Wildcard characters (like * ) are not working in CirrusSearch.

For example, https://www.mediawiki.org/w/index.php?search=Media%2Aiki&title=Special:Search&go=Go&searchToken=emr2elsxjgizhqzasysp76hkb (query "Media*iki") should give all pages containing MediaWiki, but does not give any results

https://en.wikipedia.org/w/index.php?search=Wiki%2Aedia&title=Special:Search&go=Go&searchToken=dx8uhwywemae0662p4ggeens9 (query "Wiki*edia") should give all pages containing Wikipedia, but does not give any results again.

This seems to be rather critical as it negatively affects capacity to use CirrusSearch

Event Timeline

NickK created this task.Mar 18 2017, 4:22 PM
Restricted Application added projects: Discovery, Discovery-Search. · View Herald TranscriptMar 18 2017, 4:22 PM
Restricted Application added subscribers: Base, Aklapper. · View Herald Transcript
NickK triaged this task as High priority.Mar 18 2017, 4:25 PM

Wildcard queries are not sent to the analyzers which means that the words in your query are not lower-cased and thus won't match any terms in the inverted index.
I agree that this is annoying and very confusing I will investigate to see if it's possible to force the analysis phase on wildcard tokens.
In the meantime I'd suggest to always use lowercase characters as a workaround:

dcausse renamed this task from Wildcard characters not working in CirrusSearch to Wildcard characters not working in CirrusSearch when using uppercase characters.Mar 18 2017, 4:41 PM

I'm curious to know if it's a recent regression that may have been caused by elasticsearch 5 migration. I'm tempted to say yes since it's the second bug report in the few days following elastic5 roll out.
I'll double check a restore the previous behavior if possible.

I'm curious to know if it's a recent regression that may have been caused by elasticsearch 5 migration. I'm tempted to say yes since it's the second bug report in the few days following elastic5 roll out.

Yes, it is clearly a recent regression. I am currently using wildcard searches with uppercase charachters (looking for different spelling of people's last names more precisely) on a near-daily basis, and they worked correctly until last week.

Deskana added a subscriber: Deskana.

Pulling this in to the current sprint to further investigate what is happening.

This dropped in priority due to other work and ongoing discussions. I've bumped it back up to the top of our list to investigate.

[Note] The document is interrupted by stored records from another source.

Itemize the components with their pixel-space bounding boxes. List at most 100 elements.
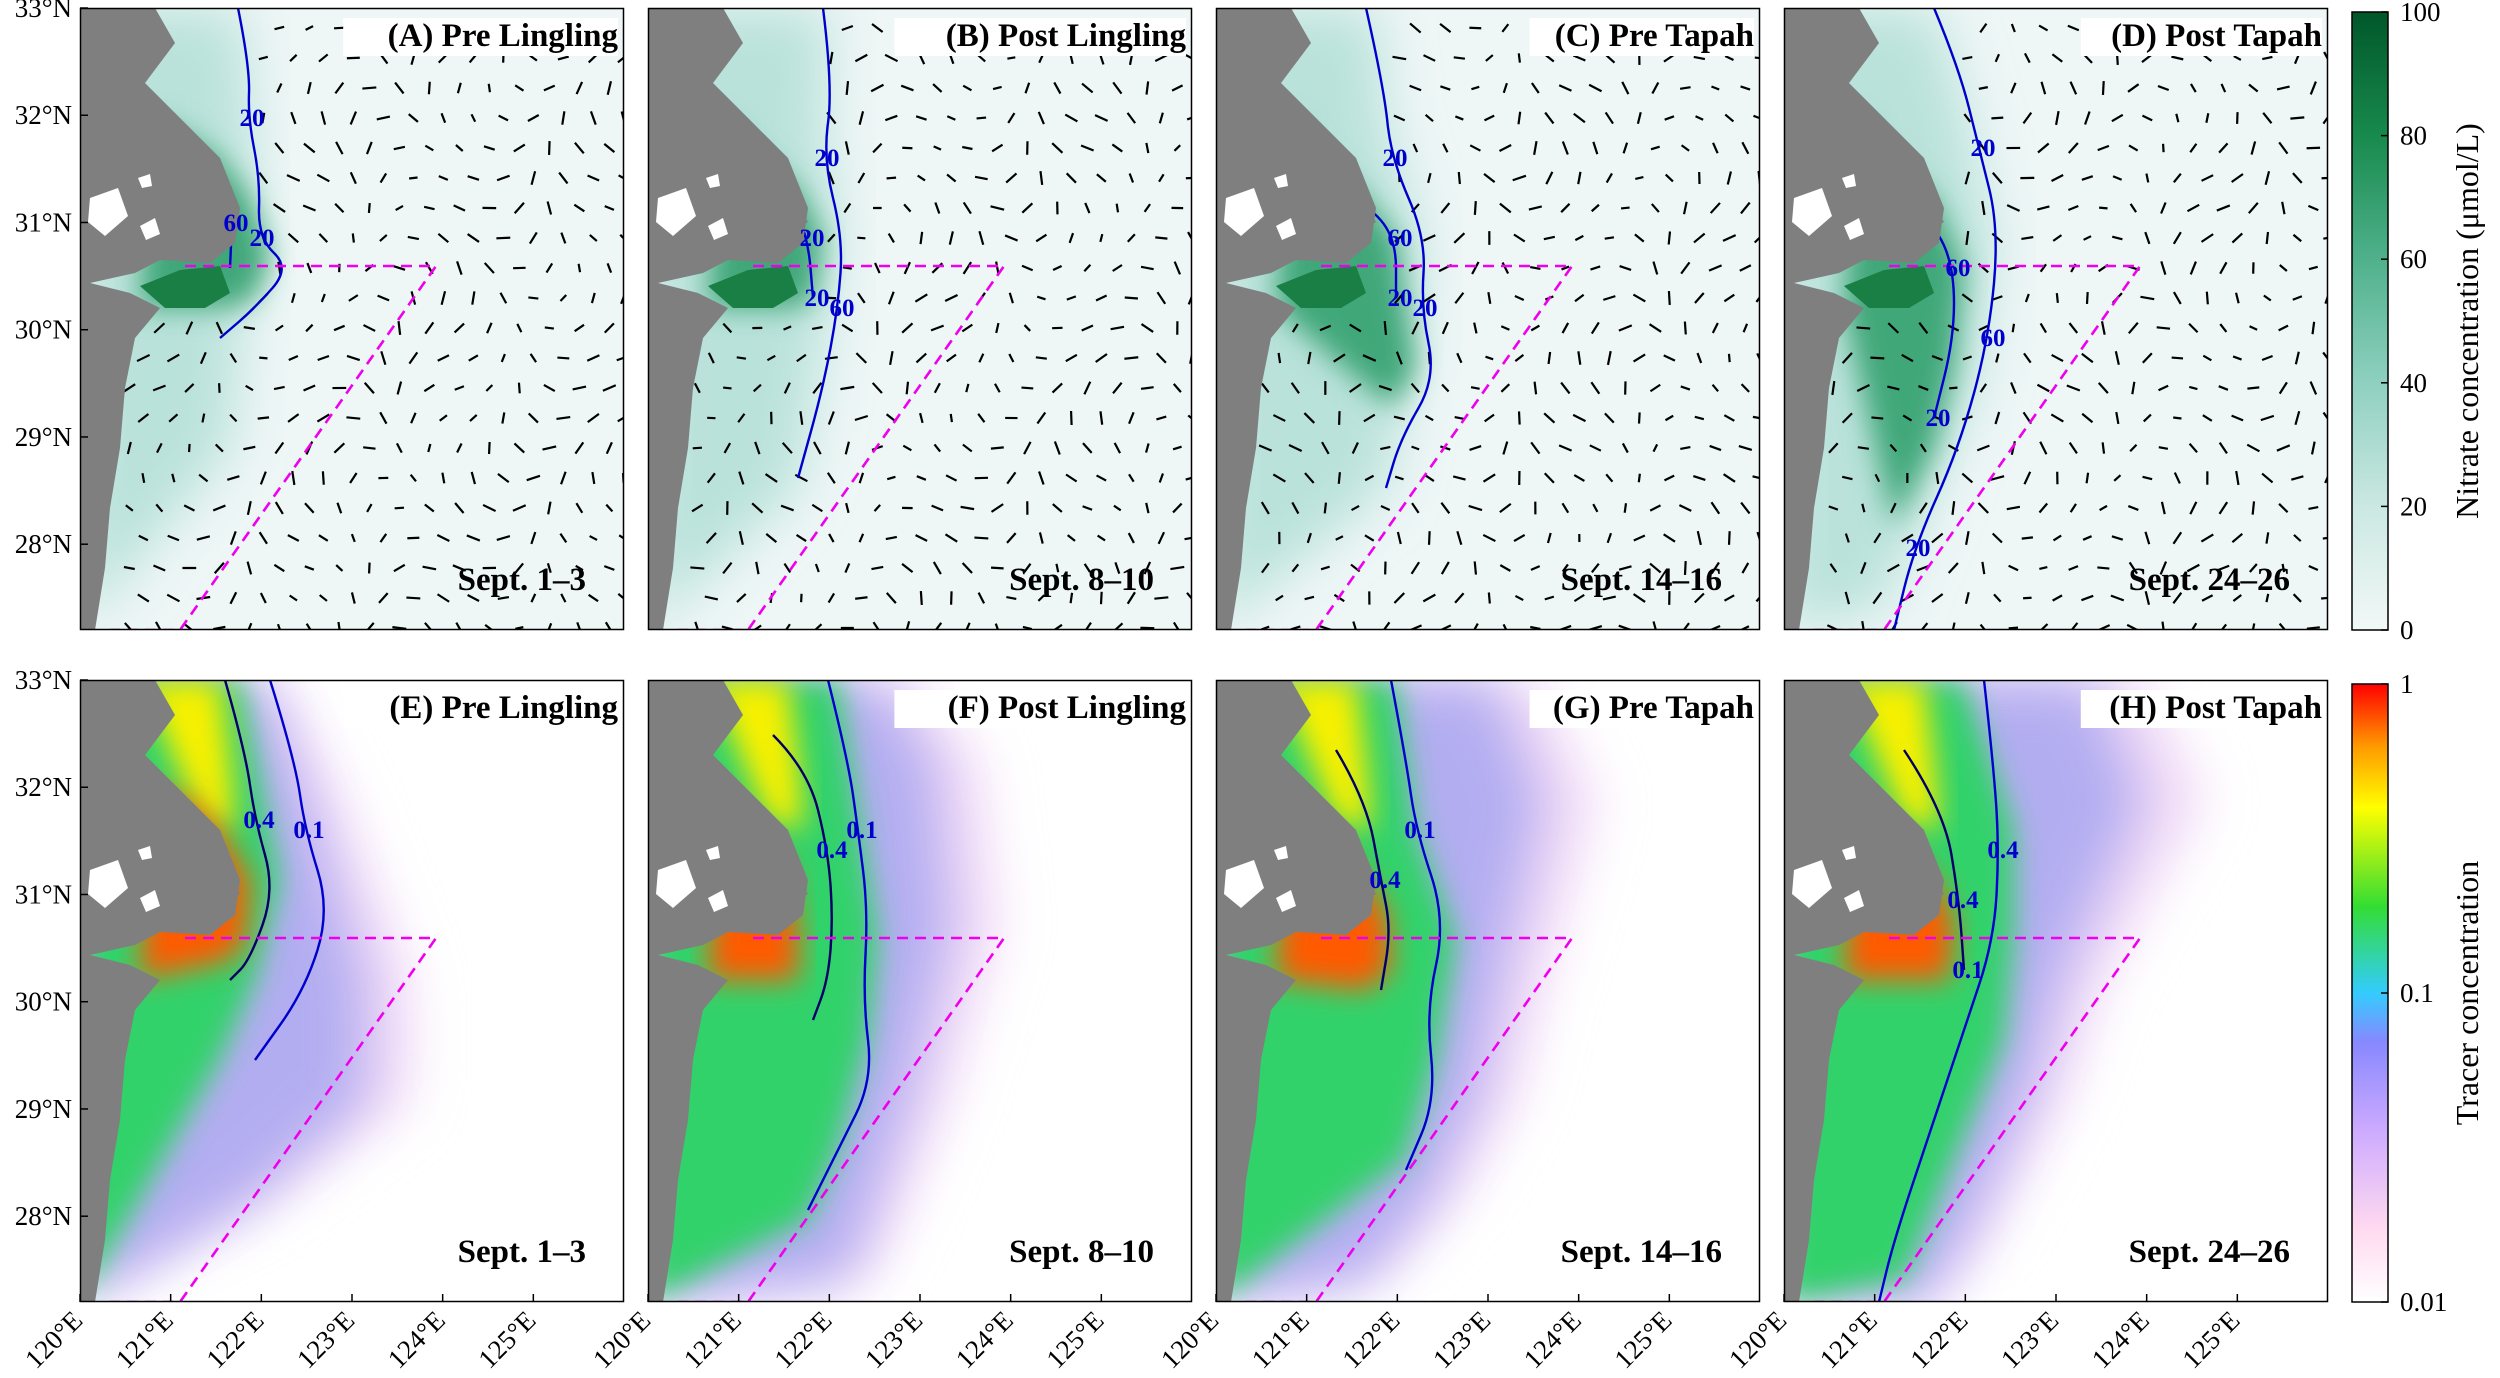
colorbar-tick-label: 40 [2400,368,2427,398]
nitrate-contour-1 [219,8,283,339]
lat-tick-label: 29°N [15,422,72,452]
lon-tick-label: 120°E [587,1305,656,1374]
panel-title-background [2080,690,2322,728]
tracer-contour-2 [254,680,325,1061]
panel-title: (F) Post Lingling [948,690,1187,726]
land [1784,680,1944,1302]
bay-high-nitrate [140,266,230,308]
island-2 [708,890,728,912]
lat-tick-label: 28°N [15,529,72,559]
island-2 [1844,218,1864,240]
panel-title: (D) Post Tapah [2111,18,2322,54]
island-2 [140,890,160,912]
land [1216,8,1376,630]
analysis-region-box [1246,264,1575,630]
nitrate-contour-1 [1364,8,1432,489]
analysis-region-box [1814,264,2143,630]
panel-date: Sept. 1–3 [458,1234,586,1270]
panel-title: (H) Post Tapah [2109,690,2322,726]
contour-label: 0.4 [1947,887,1979,914]
chongming-island [1922,878,1944,902]
contour-label: 20 [1906,535,1931,562]
panel-title-background [1529,18,1754,56]
chongming-island [218,206,240,230]
lon-tick-label: 123°E [291,1305,360,1374]
tracer-contour-2 [1389,680,1442,1171]
chongming-island [218,878,240,902]
island-1 [88,188,128,236]
lon-tick-label: 123°E [1427,1305,1496,1374]
nitrate-contour-1 [1892,8,1997,630]
nitrate-contour-1 [796,8,843,479]
island-3 [1274,846,1288,860]
chongming-island [1922,206,1944,230]
chongming-island [1354,206,1376,230]
contour-label: 20 [1926,405,1951,432]
lon-tick-label: 124°E [950,1305,1019,1374]
analysis-region-box [678,264,1007,630]
lat-tick-label: 28°N [15,1201,72,1231]
chongming-island [786,878,808,902]
contour-label: 60 [1388,225,1413,252]
lon-tick-label: 120°E [1723,1305,1792,1374]
lon-tick-label: 124°E [1518,1305,1587,1374]
tracer-contour-2 [1877,680,1999,1302]
land [1784,8,1944,630]
bay-high-nitrate [1276,266,1366,308]
panel-title-background [894,690,1186,728]
tracer-map-1: 0.4 0.1 (E) Pre Lingling Sept. 1–3 33°N 32°N 3… [15,665,625,1374]
colorbar-tick-label: 0.1 [2400,978,2434,1008]
island-1 [1792,860,1832,908]
contour-label: 20 [800,225,825,252]
lon-tick-label: 122°E [200,1305,269,1374]
tracer-contour-1 [1334,749,1390,991]
island-3 [1274,174,1288,188]
colorbar-tick-label: 100 [2400,0,2441,27]
lat-tick-label: 30°N [15,987,72,1017]
lon-tick-label: 122°E [1336,1305,1405,1374]
lat-tick-label: 30°N [15,315,72,345]
panel-title: (C) Pre Tapah [1555,18,1754,54]
island-3 [706,174,720,188]
lat-tick-label: 33°N [15,665,72,695]
lat-tick-label: 33°N [15,0,72,23]
lon-tick-label: 121°E [1814,1305,1883,1374]
island-1 [1224,860,1264,908]
island-3 [706,846,720,860]
panel-date: Sept. 14–16 [1561,1234,1722,1270]
island-3 [1842,174,1856,188]
analysis-region-box [1814,936,2143,1302]
colorbar-label: Tracer concentration [2449,861,2485,1125]
tracer-map-2: 0.40.1 (F) Post Lingling Sept. 8–10 120°E 12… [587,679,1193,1374]
lon-tick-label: 123°E [1995,1305,2064,1374]
lon-tick-label: 125°E [2176,1305,2245,1374]
contour-label: 60 [1981,325,2006,352]
lat-tick-label: 29°N [15,1094,72,1124]
contour-label: 0.1 [1952,957,1983,984]
panel-date: Sept. 8–10 [1009,562,1154,598]
tracer-map-3: 0.40.1 (G) Pre Tapah Sept. 14–16 120°E 121°E… [1155,679,1761,1374]
contour-label: 0.4 [816,837,848,864]
colorbar-tick-label: 20 [2400,491,2427,521]
panel-title: (G) Pre Tapah [1553,690,1754,726]
colorbar-tick-label: 1 [2400,669,2414,699]
nitrate-colorbar: 100 80 60 40 20 0 Nitrate concentration (μmol/… [2351,0,2485,645]
lon-tick-label: 120°E [19,1305,88,1374]
island-3 [138,846,152,860]
chongming-island [1354,878,1376,902]
lon-tick-label: 125°E [1040,1305,1109,1374]
tracer-contour-1 [223,680,271,981]
tracer-contour-2 [806,680,871,1211]
contour-label: 0.4 [1369,867,1401,894]
panel-title-background [343,18,618,56]
lat-tick-label: 32°N [15,100,72,130]
panel-title: (A) Pre Lingling [388,18,619,54]
chongming-island [786,206,808,230]
lon-tick-label: 120°E [1155,1305,1224,1374]
analysis-region-box [678,936,1007,1302]
lon-tick-label: 124°E [382,1305,451,1374]
colorbar-tick-label: 0 [2400,615,2414,645]
lon-tick-label: 125°E [1608,1305,1677,1374]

dcausse changed the task status from Open to Stalled.EditedApr 24 2017, 3:12 PM

Unfortunately this seems to be a bug upstream (https://github.com/elastic/elasticsearch/issues/23620)
Reading the ticket the workaround I had in mind won't be sufficient (analyze_wildcard=true).
My local install (elastic 5.2.2) is not affected by the bug.
Marking as stalled for now, basically this bug will be fixed when elastic 5.3.x is installed.

debt added a subscriber: debt.

This will be resolved in the next version of ElasticSearch, moving to backlog for now

debt moved this task from needs triage to Up Next on the Discovery-Search board.Apr 27 2017, 5:09 PM

Moving to be with the epic (T163703)

dcausse closed this task as Resolved.Jun 12 2017, 7:26 AM

The new elasticsearch version is installed, confirmed that the bug is fixed.